Kepala Amica Terra menyebut jenis bisnis ini "bisnis melingkar yang menggunakan kekuatan alam untuk membawa bahan alami kembali ke alam". Dia mengatakan bahwa perusahaan memiliki kesadaran yang kuat tentang perlindungan lingkungan dan telah menarik banyak kolaborator.
Menurut laporan itu, Ethical Bamboo di Kota Hofu, Prefektur Yamaguchi, menggunakan bambu lebih lengkap, tidak membuang-buang apa pun dari akar ke daun. Ini menggunakan suhu tinggi dan uap air untuk memproses bambu untuk membuat handuk dari serat bambu yang ditenun menjadi terasa. Penyerapan air handuk serat bambu lebih dari dua kali lipat dari handuk katun, dan sangat lembut saat disentuh. Perusahaan juga menggunakan ekstrak bambu untuk menghasilkan deterjen, karena bambu memiliki efek sterilisasi dan penghilang bau.
Bambu yang digunakan oleh perusahaan berasal langsung dari Prefektur Yamaguchi, dan produknya dijual di lebih dari 500 toko di Jepang dan luar negeri. Presiden perusahaan, Etsuko Tazawa, mengatakan bahwa bambu tumbuh lebih cepat dan tumbuh kembali dengan cepat setelah dipotong. Ini bisa menjadi sumber daya untuk menyelamatkan dunia.

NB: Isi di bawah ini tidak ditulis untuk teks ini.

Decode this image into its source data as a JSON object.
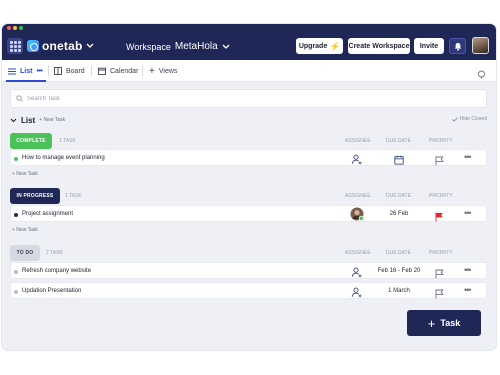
{
  "header": {
    "logo_text": "onetab",
    "workspace_label": "Workspace",
    "workspace_name": "MetaHola",
    "upgrade_label": "Upgrade",
    "create_workspace_label": "Create Workspace",
    "invite_label": "Invite"
  },
  "tabs": {
    "list": "List",
    "board": "Board",
    "calendar": "Calendar",
    "views": "Views"
  },
  "search": {
    "placeholder": "Search Task"
  },
  "list": {
    "title": "List",
    "new_task": "+ New Task",
    "hide_closed": "Hide Closed"
  },
  "columns": {
    "assignee": "ASSIGNEE",
    "due_date": "DUE DATE",
    "priority": "PRIORITY"
  },
  "groups": [
    {
      "status": "COMPLETE",
      "count": "1 TASK",
      "color": "#4cc35a",
      "add_label": "+ New Task",
      "tasks": [
        {
          "name": "How to manage event planning",
          "due": "",
          "dot": "#4cc35a",
          "priority_color": "#6b7184",
          "assignee": "add-user-icon"
        }
      ]
    },
    {
      "status": "IN PROGRESS",
      "count": "1 TASK",
      "color": "#1f2757",
      "add_label": "+ New Task",
      "tasks": [
        {
          "name": "Project assignment",
          "due": "26 Feb",
          "dot": "#1f2757",
          "priority_color": "#e5262e",
          "assignee": "avatar"
        }
      ]
    },
    {
      "status": "TO DO",
      "count": "2 TASK",
      "color": "#d6d9e2",
      "add_label": "",
      "tasks": [
        {
          "name": "Refresh company website",
          "due": "Feb 16 - Feb 20",
          "dot": "#b9bdc9",
          "priority_color": "#6b7184",
          "assignee": "add-user-icon"
        },
        {
          "name": "Updation Presentation",
          "due": "1 March",
          "dot": "#b9bdc9",
          "priority_color": "#6b7184",
          "assignee": "add-user-icon"
        }
      ]
    }
  ],
  "task_button": {
    "label": "Task"
  },
  "colors": {
    "navy": "#1f2757",
    "accent": "#2e48d9",
    "complete": "#4cc35a",
    "urgent": "#e5262e"
  }
}
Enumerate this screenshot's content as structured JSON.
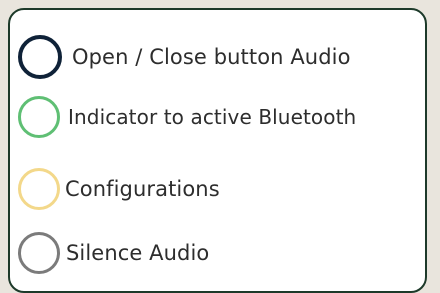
{
  "legend": {
    "items": [
      {
        "icon": "circle-icon",
        "color": "#0f2238",
        "label": "Open / Close button Audio"
      },
      {
        "icon": "circle-icon",
        "color": "#5fbf74",
        "label": "Indicator to active Bluetooth"
      },
      {
        "icon": "circle-icon",
        "color": "#f3d88a",
        "label": "Configurations"
      },
      {
        "icon": "circle-icon",
        "color": "#7b7b7b",
        "label": "Silence Audio"
      }
    ]
  }
}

Menurut statistik dari Departemen Kehutanan, ada sekitar 160.000 hektar hutan bambu di Jepang, dan jumlahnya masih meningkat. Bambu yang berlebihan dapat menghalangi sinar matahari, menyebabkan semak rendah layu, dan mempengaruhi lingkungan secara keseluruhan. Selain itu, akar bambu didistribusikan secara dangkal di tanah, yang rentan terhadap tanah longsor dan tanah longsor.
Berdasarkan tekstur khusus bambu, Kenichi Sato, seorang profesor di Universitas Fukuoka, mengembangkan jenis baru bahan paving dengan mencampur bambu bersisik dengan tanah. Dibandingkan dengan aspal, trotoar yang diaspal dengan bahan ini kurang rentan retak dan lebih nyaman untuk dilalui.
Sato bersama-sama mendirikan "Asosiasi Penelitian Inovasi Bambu" dengan perusahaan dan pemerintah daerah untuk berbagi pengalaman yang relevan. Ia mengatakan, ke depan perlu kerja sama dengan pemilik hutan bambu untuk membangun jaringan distribusi bambu guna mempromosikan penggunaan bambu.